Les métiers de l’industrie 4.0
Alors qu’au quatrième trimestre 2015, le taux de chômage en France s’établit à 10% en métropole, soit 2,9 millions de personnes (au sens du BIT), le premier souci des entreprises de mécanique industrielle reste de trouver du personnel motivé et compétent. Cette inadéquation entre l’offre et la demande revenait dans toutes les conversations et, notamment, lors des conférences sur l’Industrie 4.0 et les métiers du futur organisées lors du salon Simodec, qui vient de fermer ses portes.
Nos voisins Allemands, Espagnols, Italiens, Suisses voient leur taux de chômage reculer, et les industriels sont nettement moins en peine que leurs homologues français pour embaucher.
Que se passe-t-il en France pour qu’une telle situation perdure depuis si longtemps ?
Tout d’abord, la désaffection du grand public en général et d’une partie du corps enseignant en particulier pour les métiers dits « manuels » a la vie dure. Considérée souvent comme la dernière voie professionnelle possible pour ses propres enfants, les efforts actuels pour revaloriser cette image tardent à porter leurs fruits.
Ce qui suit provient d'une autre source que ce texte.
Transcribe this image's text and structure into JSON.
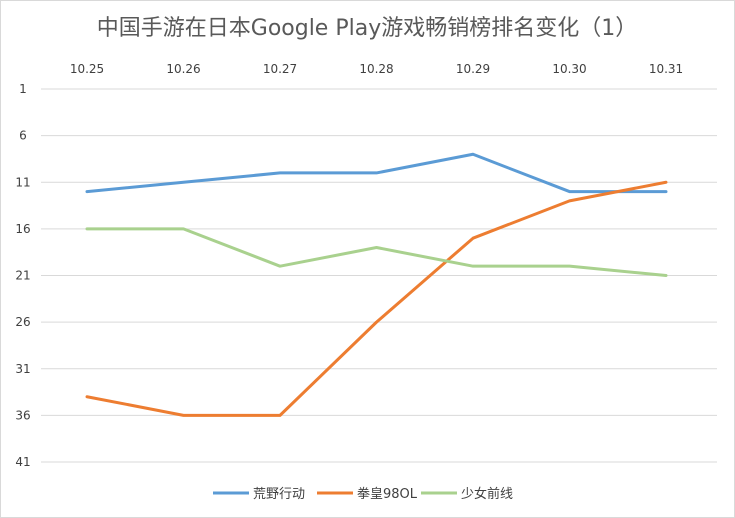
{
  "chart_data": {
    "type": "line",
    "title": "中国手游在日本Google Play游戏畅销榜排名变化（1）",
    "xlabel": "",
    "ylabel": "",
    "categories": [
      "10.25",
      "10.26",
      "10.27",
      "10.28",
      "10.29",
      "10.30",
      "10.31"
    ],
    "y_axis": {
      "min": 1,
      "max": 41,
      "reversed": true,
      "ticks": [
        1,
        6,
        11,
        16,
        21,
        26,
        31,
        36,
        41
      ],
      "grid": true
    },
    "x_axis_position": "top",
    "legend_position": "bottom",
    "series": [
      {
        "name": "荒野行动",
        "color": "#5b9bd5",
        "values": [
          12,
          11,
          10,
          10,
          8,
          12,
          12
        ]
      },
      {
        "name": "拳皇98OL",
        "color": "#ed7d31",
        "values": [
          34,
          36,
          36,
          26,
          17,
          13,
          11
        ]
      },
      {
        "name": "少女前线",
        "color": "#a9d18e",
        "values": [
          16,
          16,
          20,
          18,
          20,
          20,
          21
        ]
      }
    ]
  }
}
Vient ensuite la méconnaissance des conditions de travail, de salaire et d’évolution de carrière actuels des régleurs sur machine, des programmeurs, des roboticiens et de tous les techniciens et ingénieurs dont le métier consiste à créer – peu ou prou – les autos, avions, prothèses, robots, et autres éléments électromécaniques qui vont constituer le monde de demain. Aujourd’hui, leur métier est bien plus intellectuel que manuel. Demain, grâce à l’automatisation croissante des secteurs manufacturiers, ce seront de véritables pilotes d’ensembles complexes, aux responsabilités diverses et variées.
Et les vrais métiers manuels seront plus proche de l’Art que de l’artisanat.
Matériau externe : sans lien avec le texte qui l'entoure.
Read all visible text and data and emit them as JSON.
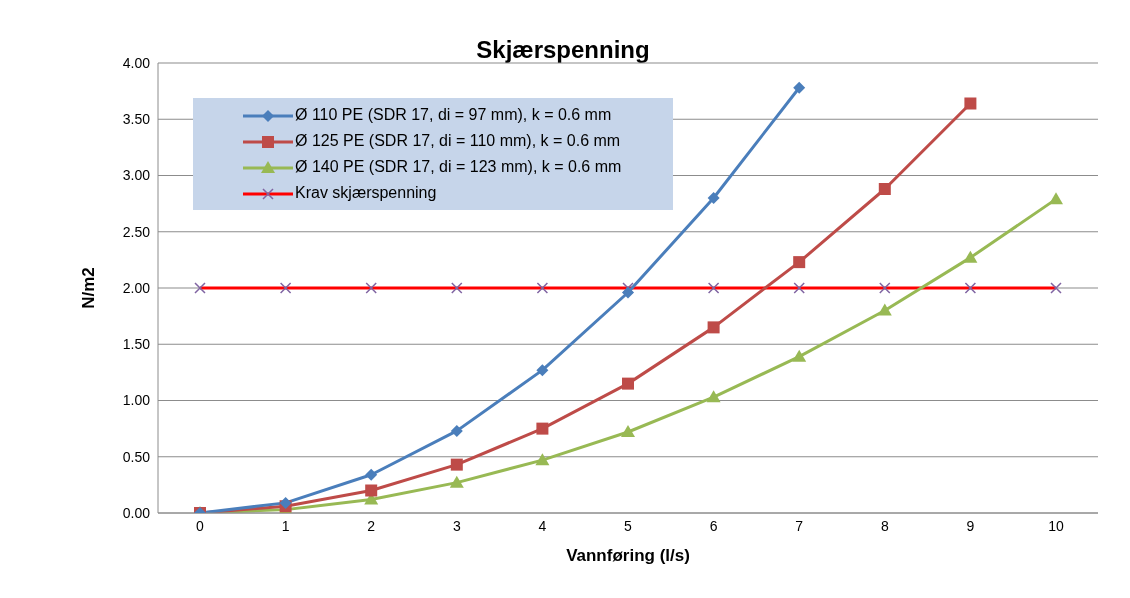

Egalement, une grande distorsion persiste entre les entreprises et l’Education Nationale. Comme en Allemagne, les filières technologiques devraient se rapprocher encore plus des chambres de commerce et d’industrie régionales et des industriels, pour adapter en permanence, anticiper les besoins des entreprises. Le terme apprentissage n’a pas la même résonnance des deux côtés du Rhin ! En Suisse et en Allemagne, la plupart des dirigeants d’entreprises de mécanique, et tout leur staff, sont issus de l’apprentissage. En France, on oriente plus vers ce mode de transmission les laissés pour compte que les éléments prometteurs, même si les intentions de changer cet état de fait se font de plus en plus jour.
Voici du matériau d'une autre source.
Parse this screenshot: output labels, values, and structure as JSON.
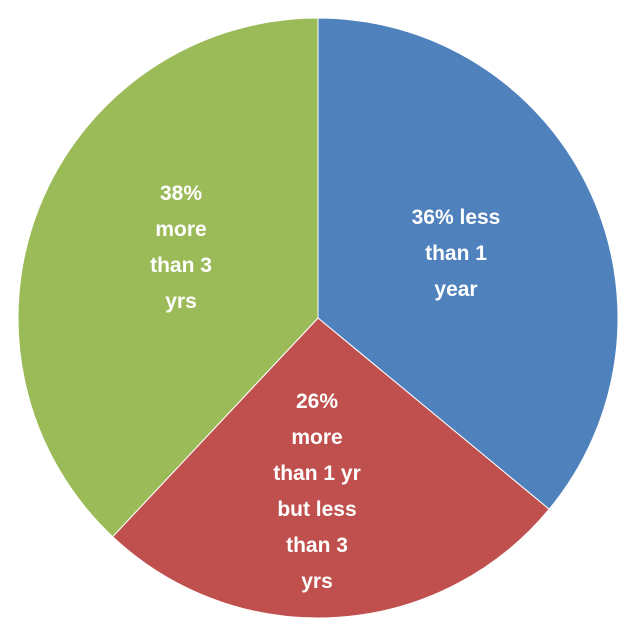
{
  "chart_data": {
    "type": "pie",
    "title": "",
    "start_angle_deg": 0,
    "direction": "clockwise",
    "slices": [
      {
        "value": 36,
        "color": "#4F81BD",
        "label_lines": [
          "36% less",
          "than 1",
          "year"
        ]
      },
      {
        "value": 26,
        "color": "#C0504D",
        "label_lines": [
          "26%",
          "more",
          "than 1 yr",
          "but less",
          "than 3",
          "yrs"
        ]
      },
      {
        "value": 38,
        "color": "#9BBB59",
        "label_lines": [
          "38%",
          "more",
          "than 3",
          "yrs"
        ]
      }
    ],
    "legend": "none"
  }
}
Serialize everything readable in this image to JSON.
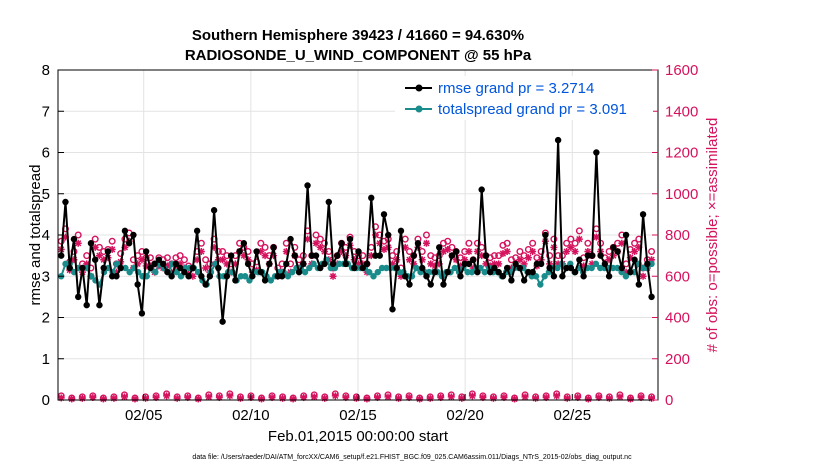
{
  "chart_data": {
    "type": "line",
    "title_line1": "Southern Hemisphere 39423 / 41660 = 94.630%",
    "title_line2": "RADIOSONDE_U_WIND_COMPONENT @ 55 hPa",
    "xlabel": "Feb.01,2015 00:00:00 start",
    "ylabel_left": "rmse and totalspread",
    "ylabel_right": "# of obs: o=possible; ×=assimilated",
    "xlim": [
      1.0,
      29.0
    ],
    "ylim_left": [
      0,
      8
    ],
    "ylim_right": [
      0,
      1600
    ],
    "x_tick_values": [
      5,
      10,
      15,
      20,
      25
    ],
    "x_tick_labels": [
      "02/05",
      "02/10",
      "02/15",
      "02/20",
      "02/25"
    ],
    "y_left_ticks": [
      "0",
      "1",
      "2",
      "3",
      "4",
      "5",
      "6",
      "7",
      "8"
    ],
    "y_right_ticks": [
      "0",
      "200",
      "400",
      "600",
      "800",
      "1000",
      "1200",
      "1400",
      "1600"
    ],
    "grid": true,
    "legend_position": "top-right",
    "footnote": "data file: /Users/raeder/DAI/ATM_forcXX/CAM6_setup/f.e21.FHIST_BGC.f09_025.CAM6assim.011/Diags_NTrS_2015-02/obs_diag_output.nc",
    "colors": {
      "rmse": "#000000",
      "spread": "#1a8c8c",
      "obs": "#d6125e",
      "legend_text": "#0055dd",
      "right_axis": "#d6125e"
    },
    "series": [
      {
        "name": "rmse grand pr = 3.2714",
        "values": [
          3.5,
          4.8,
          3.2,
          3.9,
          2.5,
          3.2,
          2.3,
          3.8,
          3.4,
          2.3,
          3.2,
          3.6,
          3.0,
          3.0,
          3.2,
          4.1,
          3.8,
          4.0,
          2.8,
          2.1,
          3.6,
          3.2,
          3.3,
          3.4,
          3.3,
          3.1,
          3.0,
          3.3,
          3.2,
          3.1,
          3.0,
          3.2,
          4.1,
          3.0,
          2.8,
          3.0,
          4.6,
          3.2,
          1.9,
          3.0,
          3.5,
          2.9,
          3.6,
          3.8,
          3.3,
          3.0,
          3.6,
          3.1,
          2.9,
          3.3,
          3.7,
          3.0,
          3.0,
          3.3,
          3.9,
          3.5,
          3.1,
          3.3,
          5.2,
          3.5,
          3.5,
          3.2,
          3.3,
          4.8,
          3.3,
          3.5,
          3.8,
          3.3,
          3.9,
          3.2,
          3.6,
          3.2,
          3.3,
          4.9,
          3.5,
          3.5,
          4.5,
          4.0,
          2.2,
          3.2,
          4.1,
          3.0,
          2.8,
          3.5,
          3.8,
          3.2,
          3.0,
          2.8,
          3.1,
          3.7,
          2.8,
          3.1,
          3.5,
          3.6,
          3.0,
          3.3,
          3.3,
          3.4,
          3.1,
          5.1,
          3.5,
          3.1,
          3.2,
          3.1,
          3.0,
          3.2,
          2.9,
          3.3,
          3.2,
          2.9,
          3.1,
          3.1,
          3.3,
          3.3,
          4.0,
          3.2,
          3.0,
          6.3,
          3.0,
          3.2,
          3.2,
          3.1,
          3.4,
          3.0,
          3.5,
          3.5,
          6.0,
          3.5,
          3.3,
          3.0,
          3.7,
          3.6,
          3.2,
          4.0,
          3.1,
          3.4,
          2.8,
          4.5,
          3.3,
          2.5
        ]
      },
      {
        "name": "totalspread grand pr = 3.091",
        "values": [
          3.0,
          3.3,
          3.3,
          3.1,
          3.2,
          3.2,
          3.2,
          3.0,
          2.9,
          2.8,
          3.1,
          3.2,
          3.1,
          3.3,
          3.2,
          3.2,
          3.1,
          3.2,
          3.1,
          3.0,
          3.0,
          3.2,
          3.1,
          3.3,
          3.2,
          3.1,
          3.3,
          3.1,
          3.0,
          3.2,
          3.2,
          3.2,
          3.1,
          2.9,
          2.8,
          3.1,
          3.3,
          3.0,
          3.0,
          3.1,
          3.1,
          2.9,
          3.0,
          3.0,
          2.9,
          3.1,
          3.1,
          3.1,
          3.0,
          2.9,
          3.0,
          3.1,
          3.1,
          3.0,
          3.1,
          3.2,
          3.2,
          3.1,
          3.2,
          3.3,
          3.2,
          3.3,
          3.4,
          3.2,
          3.2,
          3.3,
          3.3,
          3.3,
          3.2,
          3.2,
          3.2,
          3.2,
          3.1,
          3.0,
          3.1,
          3.2,
          3.2,
          3.2,
          3.2,
          3.1,
          3.1,
          3.0,
          3.0,
          3.2,
          3.1,
          3.1,
          3.1,
          3.1,
          3.1,
          3.0,
          3.1,
          3.1,
          3.2,
          3.1,
          3.2,
          3.1,
          3.1,
          3.2,
          3.2,
          3.1,
          3.2,
          3.1,
          3.1,
          3.0,
          3.1,
          3.1,
          3.2,
          3.2,
          3.2,
          3.1,
          3.0,
          3.0,
          2.8,
          3.0,
          3.1,
          3.2,
          3.2,
          3.3,
          3.2,
          3.3,
          3.1,
          3.2,
          3.1,
          3.2,
          3.2,
          3.3,
          3.2,
          3.2,
          3.2,
          3.2,
          3.2,
          3.1,
          3.0,
          3.1,
          3.1,
          3.3,
          3.2,
          3.2,
          3.3
        ]
      },
      {
        "name": "obs possible (o)",
        "axis": "right",
        "values": [
          770,
          830,
          670,
          720,
          800,
          660,
          700,
          640,
          780,
          740,
          720,
          730,
          770,
          660,
          710,
          780,
          810,
          680,
          700,
          720,
          690,
          690,
          660,
          690,
          680,
          690,
          660,
          690,
          700,
          680,
          650,
          640,
          720,
          760,
          680,
          660,
          780,
          720,
          720,
          700,
          660,
          700,
          760,
          740,
          720,
          660,
          670,
          760,
          740,
          700,
          740,
          640,
          660,
          760,
          660,
          740,
          680,
          700,
          820,
          700,
          800,
          780,
          760,
          720,
          640,
          700,
          760,
          740,
          790,
          720,
          700,
          700,
          660,
          740,
          840,
          800,
          770,
          780,
          700,
          720,
          640,
          780,
          720,
          700,
          780,
          720,
          800,
          700,
          690,
          700,
          760,
          770,
          740,
          720,
          690,
          720,
          760,
          680,
          760,
          740,
          700,
          690,
          700,
          700,
          750,
          760,
          680,
          690,
          720,
          700,
          730,
          760,
          690,
          720,
          810,
          700,
          780,
          700,
          700,
          760,
          780,
          760,
          820,
          690,
          760,
          700,
          830,
          760,
          690,
          720,
          740,
          760,
          800,
          660,
          730,
          760,
          780,
          640,
          680,
          720
        ]
      },
      {
        "name": "obs assimilated (×)",
        "axis": "right",
        "values": [
          730,
          790,
          630,
          680,
          760,
          620,
          660,
          600,
          740,
          700,
          680,
          690,
          730,
          620,
          670,
          740,
          770,
          640,
          660,
          680,
          650,
          650,
          620,
          650,
          640,
          650,
          620,
          650,
          660,
          640,
          610,
          600,
          680,
          720,
          640,
          620,
          740,
          680,
          680,
          660,
          620,
          660,
          720,
          700,
          680,
          620,
          630,
          720,
          700,
          660,
          700,
          600,
          620,
          720,
          620,
          700,
          640,
          660,
          780,
          660,
          760,
          740,
          720,
          680,
          600,
          660,
          720,
          700,
          750,
          680,
          660,
          660,
          620,
          700,
          800,
          760,
          730,
          740,
          660,
          680,
          600,
          740,
          680,
          660,
          740,
          680,
          760,
          660,
          650,
          660,
          720,
          730,
          700,
          680,
          650,
          680,
          720,
          640,
          720,
          700,
          660,
          650,
          660,
          660,
          710,
          720,
          640,
          650,
          680,
          660,
          690,
          720,
          650,
          680,
          770,
          660,
          740,
          660,
          660,
          720,
          740,
          720,
          780,
          650,
          720,
          660,
          790,
          720,
          650,
          680,
          700,
          720,
          760,
          620,
          690,
          720,
          740,
          600,
          640,
          680
        ]
      },
      {
        "name": "obs possible bottom (o)",
        "axis": "right",
        "values": [
          20,
          10,
          15,
          20,
          10,
          15,
          25,
          10,
          15,
          20,
          30,
          15,
          20,
          10,
          25,
          20,
          30,
          15,
          20,
          10,
          20,
          15,
          10,
          20,
          25,
          15,
          30,
          20,
          15,
          10,
          20,
          25,
          15,
          20,
          10,
          15,
          20,
          25,
          15,
          30,
          20,
          15,
          20,
          10,
          25,
          15,
          20,
          30,
          15,
          20,
          10,
          20,
          15,
          25,
          10,
          20,
          15
        ]
      },
      {
        "name": "obs assimilated bottom (×)",
        "axis": "right",
        "values": [
          10,
          5,
          8,
          12,
          5,
          8,
          15,
          5,
          8,
          12,
          20,
          8,
          12,
          5,
          15,
          12,
          20,
          8,
          12,
          5,
          12,
          8,
          5,
          12,
          15,
          8,
          20,
          12,
          8,
          5,
          12,
          15,
          8,
          12,
          5,
          8,
          12,
          15,
          8,
          20,
          12,
          8,
          12,
          5,
          15,
          8,
          12,
          20,
          8,
          12,
          5,
          12,
          8,
          15,
          5,
          12,
          8
        ]
      }
    ]
  }
}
Devant ces freins, les nouvelles grandes régions peuvent devenir un moteur puissant de rapprochement des besoins entre l’offre et la demande. Si, mettant leurs divergences idéologiques de côté, tous les acteurs concernés travaillent ensemble pour mettre en oeuvre des solutions éprouvées, il est encore temps d’inverser cette fatalité franco-française. Mais il faut faire vite, car les métiers du futur sont déjà à pourvoir.